E' solo un trasferimento, non una nuova Moschea: Comune e centro islamico rispondono alla Lega Nord
Tramite una nota del Segretario Lega Nord Romagna Jacopo Morrone, il Carroccio aveva annunciato possibili manifestazioni in piazza per dire no alla nuova Moschea di Borgo Marina a Rimini. L'associazio...
Tramite una nota del Segretario Lega Nord Romagna Jacopo Morrone, il Carroccio aveva annunciato possibili manifestazioni in piazza per dire no alla nuova Moschea di Borgo Marina a Rimini.
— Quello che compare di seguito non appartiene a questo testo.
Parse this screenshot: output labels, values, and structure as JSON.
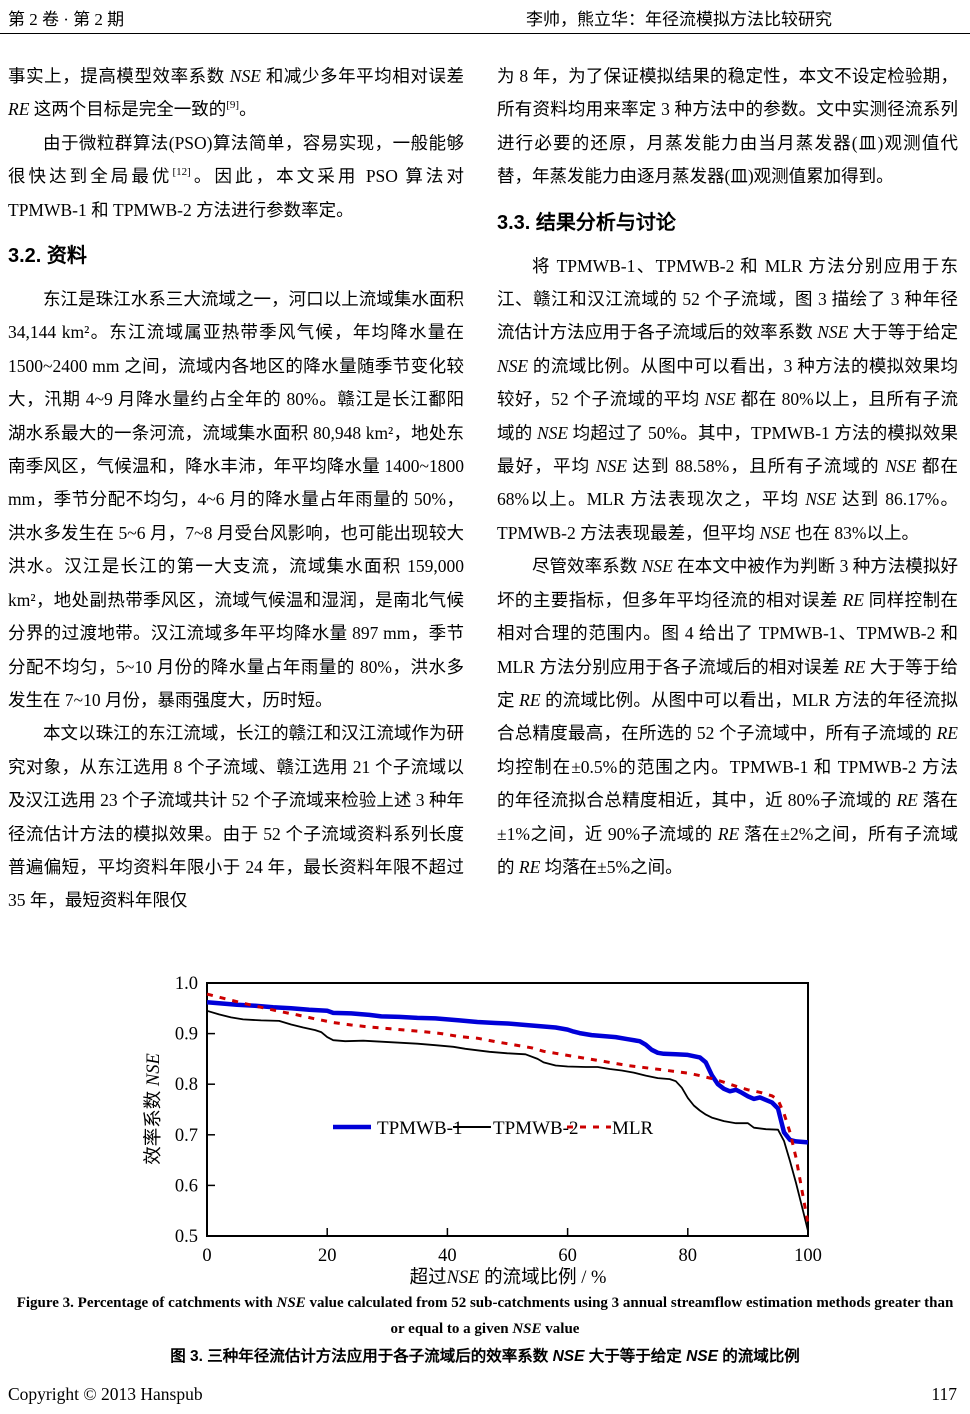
{
  "header": {
    "issue": "第 2 卷 · 第 2 期",
    "running_title": "李帅，熊立华：年径流模拟方法比较研究"
  },
  "left_column": {
    "blocks": [
      {
        "type": "paragraph",
        "indent": false,
        "text": "事实上，提高模型效率系数 NSE 和减少多年平均相对误差 RE 这两个目标是完全一致的[9]。"
      },
      {
        "type": "paragraph",
        "indent": true,
        "text": "由于微粒群算法(PSO)算法简单，容易实现，一般能够很快达到全局最优[12]。因此，本文采用 PSO 算法对 TPMWB-1 和 TPMWB-2 方法进行参数率定。"
      },
      {
        "type": "heading",
        "text": "3.2. 资料"
      },
      {
        "type": "paragraph",
        "indent": true,
        "text": "东江是珠江水系三大流域之一，河口以上流域集水面积 34,144 km²。东江流域属亚热带季风气候，年均降水量在 1500~2400 mm 之间，流域内各地区的降水量随季节变化较大，汛期 4~9 月降水量约占全年的 80%。赣江是长江鄱阳湖水系最大的一条河流，流域集水面积 80,948 km²，地处东南季风区，气候温和，降水丰沛，年平均降水量 1400~1800 mm，季节分配不均匀，4~6 月的降水量占年雨量的 50%，洪水多发生在 5~6 月，7~8 月受台风影响，也可能出现较大洪水。汉江是长江的第一大支流，流域集水面积 159,000 km²，地处副热带季风区，流域气候温和湿润，是南北气候分界的过渡地带。汉江流域多年平均降水量 897 mm，季节分配不均匀，5~10 月份的降水量占年雨量的 80%，洪水多发生在 7~10 月份，暴雨强度大，历时短。"
      },
      {
        "type": "paragraph",
        "indent": true,
        "text": "本文以珠江的东江流域，长江的赣江和汉江流域作为研究对象，从东江选用 8 个子流域、赣江选用 21 个子流域以及汉江选用 23 个子流域共计 52 个子流域来检验上述 3 种年径流估计方法的模拟效果。由于 52 个子流域资料系列长度普遍偏短，平均资料年限小于 24 年，最长资料年限不超过 35 年，最短资料年限仅"
      }
    ]
  },
  "right_column": {
    "blocks": [
      {
        "type": "paragraph",
        "indent": false,
        "text": "为 8 年，为了保证模拟结果的稳定性，本文不设定检验期，所有资料均用来率定 3 种方法中的参数。文中实测径流系列进行必要的还原，月蒸发能力由当月蒸发器(皿)观测值代替，年蒸发能力由逐月蒸发器(皿)观测值累加得到。"
      },
      {
        "type": "heading",
        "text": "3.3. 结果分析与讨论"
      },
      {
        "type": "paragraph",
        "indent": true,
        "text": "将 TPMWB-1、TPMWB-2 和 MLR 方法分别应用于东江、赣江和汉江流域的 52 个子流域，图 3 描绘了 3 种年径流估计方法应用于各子流域后的效率系数 NSE 大于等于给定 NSE 的流域比例。从图中可以看出，3 种方法的模拟效果均较好，52 个子流域的平均 NSE 都在 80%以上，且所有子流域的 NSE 均超过了 50%。其中，TPMWB-1 方法的模拟效果最好，平均 NSE 达到 88.58%，且所有子流域的 NSE 都在 68%以上。MLR 方法表现次之，平均 NSE 达到 86.17%。TPMWB-2 方法表现最差，但平均 NSE 也在 83%以上。"
      },
      {
        "type": "paragraph",
        "indent": true,
        "text": "尽管效率系数 NSE 在本文中被作为判断 3 种方法模拟好坏的主要指标，但多年平均径流的相对误差 RE 同样控制在相对合理的范围内。图 4 给出了 TPMWB-1、TPMWB-2 和 MLR 方法分别应用于各子流域后的相对误差 RE 大于等于给定 RE 的流域比例。从图中可以看出，MLR 方法的年径流拟合总精度最高，在所选的 52 个子流域中，所有子流域的 RE 均控制在±0.5%的范围之内。TPMWB-1 和 TPMWB-2 方法的年径流拟合总精度相近，其中，近 80%子流域的 RE 落在±1%之间，近 90%子流域的 RE 落在±2%之间，所有子流域的 RE 均落在±5%之间。"
      }
    ]
  },
  "figure": {
    "caption_en": "Figure 3. Percentage of catchments with NSE value calculated from 52 sub-catchments using 3 annual streamflow estimation methods greater than or equal to a given NSE value",
    "caption_zh": "图 3. 三种年径流估计方法应用于各子流域后的效率系数 NSE 大于等于给定 NSE 的流域比例"
  },
  "footer": {
    "copyright": "Copyright © 2013 Hanspub",
    "page_number": "117"
  },
  "chart_data": {
    "type": "line",
    "title": "",
    "xlabel": "超过NSE 的流域比例 / %",
    "ylabel": "效率系数 NSE",
    "xlim": [
      0,
      100
    ],
    "ylim": [
      0.5,
      1.0
    ],
    "x_ticks": [
      0,
      20,
      40,
      60,
      80,
      100
    ],
    "y_ticks": [
      0.5,
      0.6,
      0.7,
      0.8,
      0.9,
      1.0
    ],
    "grid": false,
    "legend_position": "inside-center",
    "series": [
      {
        "name": "TPMWB-1",
        "color": "#0000d8",
        "width": 4.5,
        "dash": null,
        "points": [
          [
            0,
            0.962
          ],
          [
            2,
            0.96
          ],
          [
            5,
            0.957
          ],
          [
            8,
            0.955
          ],
          [
            11,
            0.952
          ],
          [
            14,
            0.95
          ],
          [
            17,
            0.947
          ],
          [
            20,
            0.945
          ],
          [
            21,
            0.941
          ],
          [
            24,
            0.94
          ],
          [
            27,
            0.937
          ],
          [
            29,
            0.934
          ],
          [
            32,
            0.933
          ],
          [
            35,
            0.931
          ],
          [
            38,
            0.93
          ],
          [
            40,
            0.928
          ],
          [
            42,
            0.926
          ],
          [
            45,
            0.923
          ],
          [
            48,
            0.921
          ],
          [
            50,
            0.92
          ],
          [
            53,
            0.917
          ],
          [
            56,
            0.914
          ],
          [
            58,
            0.912
          ],
          [
            60,
            0.908
          ],
          [
            61,
            0.904
          ],
          [
            62,
            0.901
          ],
          [
            64,
            0.897
          ],
          [
            66,
            0.895
          ],
          [
            68,
            0.893
          ],
          [
            70,
            0.889
          ],
          [
            72,
            0.885
          ],
          [
            73,
            0.878
          ],
          [
            74,
            0.868
          ],
          [
            75,
            0.862
          ],
          [
            76,
            0.86
          ],
          [
            78,
            0.859
          ],
          [
            80,
            0.858
          ],
          [
            82,
            0.853
          ],
          [
            83,
            0.843
          ],
          [
            84,
            0.818
          ],
          [
            85,
            0.8
          ],
          [
            86,
            0.791
          ],
          [
            87,
            0.786
          ],
          [
            88,
            0.789
          ],
          [
            89,
            0.783
          ],
          [
            90,
            0.776
          ],
          [
            91,
            0.771
          ],
          [
            92,
            0.774
          ],
          [
            93,
            0.769
          ],
          [
            94,
            0.764
          ],
          [
            95,
            0.752
          ],
          [
            96,
            0.705
          ],
          [
            97,
            0.69
          ],
          [
            98,
            0.687
          ],
          [
            100,
            0.685
          ]
        ]
      },
      {
        "name": "TPMWB-2",
        "color": "#000000",
        "width": 1.8,
        "dash": null,
        "points": [
          [
            0,
            0.945
          ],
          [
            2,
            0.938
          ],
          [
            4,
            0.932
          ],
          [
            6,
            0.928
          ],
          [
            9,
            0.926
          ],
          [
            12,
            0.925
          ],
          [
            14,
            0.918
          ],
          [
            16,
            0.912
          ],
          [
            18,
            0.907
          ],
          [
            19,
            0.903
          ],
          [
            20,
            0.893
          ],
          [
            21,
            0.887
          ],
          [
            23,
            0.885
          ],
          [
            26,
            0.886
          ],
          [
            29,
            0.884
          ],
          [
            32,
            0.882
          ],
          [
            35,
            0.88
          ],
          [
            38,
            0.877
          ],
          [
            41,
            0.874
          ],
          [
            43,
            0.87
          ],
          [
            45,
            0.867
          ],
          [
            47,
            0.864
          ],
          [
            50,
            0.861
          ],
          [
            53,
            0.859
          ],
          [
            55,
            0.85
          ],
          [
            56,
            0.843
          ],
          [
            58,
            0.837
          ],
          [
            60,
            0.835
          ],
          [
            63,
            0.834
          ],
          [
            65,
            0.834
          ],
          [
            67,
            0.83
          ],
          [
            69,
            0.827
          ],
          [
            71,
            0.823
          ],
          [
            73,
            0.817
          ],
          [
            75,
            0.812
          ],
          [
            77,
            0.81
          ],
          [
            78,
            0.806
          ],
          [
            79,
            0.793
          ],
          [
            80,
            0.773
          ],
          [
            81,
            0.758
          ],
          [
            82,
            0.748
          ],
          [
            83,
            0.74
          ],
          [
            84,
            0.734
          ],
          [
            86,
            0.727
          ],
          [
            88,
            0.723
          ],
          [
            90,
            0.723
          ],
          [
            91,
            0.714
          ],
          [
            93,
            0.711
          ],
          [
            95,
            0.71
          ],
          [
            96,
            0.688
          ],
          [
            97,
            0.648
          ],
          [
            98,
            0.605
          ],
          [
            99,
            0.558
          ],
          [
            100,
            0.51
          ]
        ]
      },
      {
        "name": "MLR",
        "color": "#cc0000",
        "width": 3,
        "dash": "6 7",
        "points": [
          [
            0,
            0.978
          ],
          [
            3,
            0.969
          ],
          [
            6,
            0.96
          ],
          [
            9,
            0.952
          ],
          [
            12,
            0.944
          ],
          [
            15,
            0.937
          ],
          [
            18,
            0.929
          ],
          [
            21,
            0.922
          ],
          [
            24,
            0.917
          ],
          [
            27,
            0.913
          ],
          [
            30,
            0.91
          ],
          [
            33,
            0.907
          ],
          [
            36,
            0.904
          ],
          [
            39,
            0.9
          ],
          [
            42,
            0.894
          ],
          [
            45,
            0.891
          ],
          [
            48,
            0.884
          ],
          [
            51,
            0.878
          ],
          [
            54,
            0.872
          ],
          [
            56,
            0.865
          ],
          [
            58,
            0.861
          ],
          [
            60,
            0.857
          ],
          [
            62,
            0.853
          ],
          [
            64,
            0.849
          ],
          [
            66,
            0.845
          ],
          [
            68,
            0.841
          ],
          [
            70,
            0.837
          ],
          [
            72,
            0.834
          ],
          [
            74,
            0.831
          ],
          [
            76,
            0.828
          ],
          [
            78,
            0.825
          ],
          [
            80,
            0.822
          ],
          [
            82,
            0.817
          ],
          [
            84,
            0.811
          ],
          [
            86,
            0.804
          ],
          [
            88,
            0.796
          ],
          [
            90,
            0.789
          ],
          [
            92,
            0.784
          ],
          [
            94,
            0.777
          ],
          [
            95,
            0.769
          ],
          [
            96,
            0.742
          ],
          [
            97,
            0.705
          ],
          [
            98,
            0.655
          ],
          [
            99,
            0.59
          ],
          [
            100,
            0.525
          ]
        ]
      }
    ]
  }
}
L'associazione che gestisce il centro di preghiera ha replicato, spiegando in una nota che si tratta solo di un trasloco, dalla sede di via Giovanni XXIII ai locali di via San Nicolò: "la nuova destinazione offre uno spazio più accogliente per poter esercitare il diritto al culto con la dignità che ogni paese civile garantisce". La cittadinanza è invitata dall'associazione a visitare la nuova sede che è "aperta a chiunque, anche per affrontare le eventuali perplessità e risolverle in nome del buon vicinato e del reciproco rispetto per una civile e proficua convivenza".
Alla nota della Lega Nord risponde anche l'Amministrazione Comunale: “Giuridicamente avanzata la lettura che fa il segretario romagnolo della Lega Nord, Jacopo Morrone. A tutti gli effetti, infatti, propone di introdurre nel codice il ‘reato di religione islamica’. Chiunque si professa tale è automaticamente, spiega il leghista, un criminale, un terrorista, o comunque una persona da cui è meglio stare lontani un miglio, lui e i luoghi in cui si riunisce assieme a gente come lui".
L'Amministrazione punge Morrone: "Chi crede nell’Islam è colpevole di qualcosa a prescindere, il giudizio è collettivo e non più sulla colpa individuale. Come dire che tutti i leghisti d’Italia sono colpevoli di appropriazione indebita, che è un modo elegante per dire che si sono intascati cose che non erano loro, perché lo hanno fatto Bossi e Belsito. Ovviamente non è così".
In conclusione la rassicurazione ai cittadini: "il Comune di Rimini ha già intrapreso e proseguirà tutte le verifiche, i controlli, gli interventi per ottenere il risultato della convivenza armonica tra tutti i residenti di Borgo Marina e di ogni altro quartiere della città. Il rispetto delle regole, dalle più piccole alle più grandi, deve valere per tutti, nessuno escluso. Questo non finiremo mai di dirlo e di perseguirlo con gli strumenti amministrativi. Perché sono il degrado e la sensazione del mancato rispetto delle regole i migliori alleati di chi, per proprio interesse, vorrebbe rifare una crociata dietro l’angolo di casa”.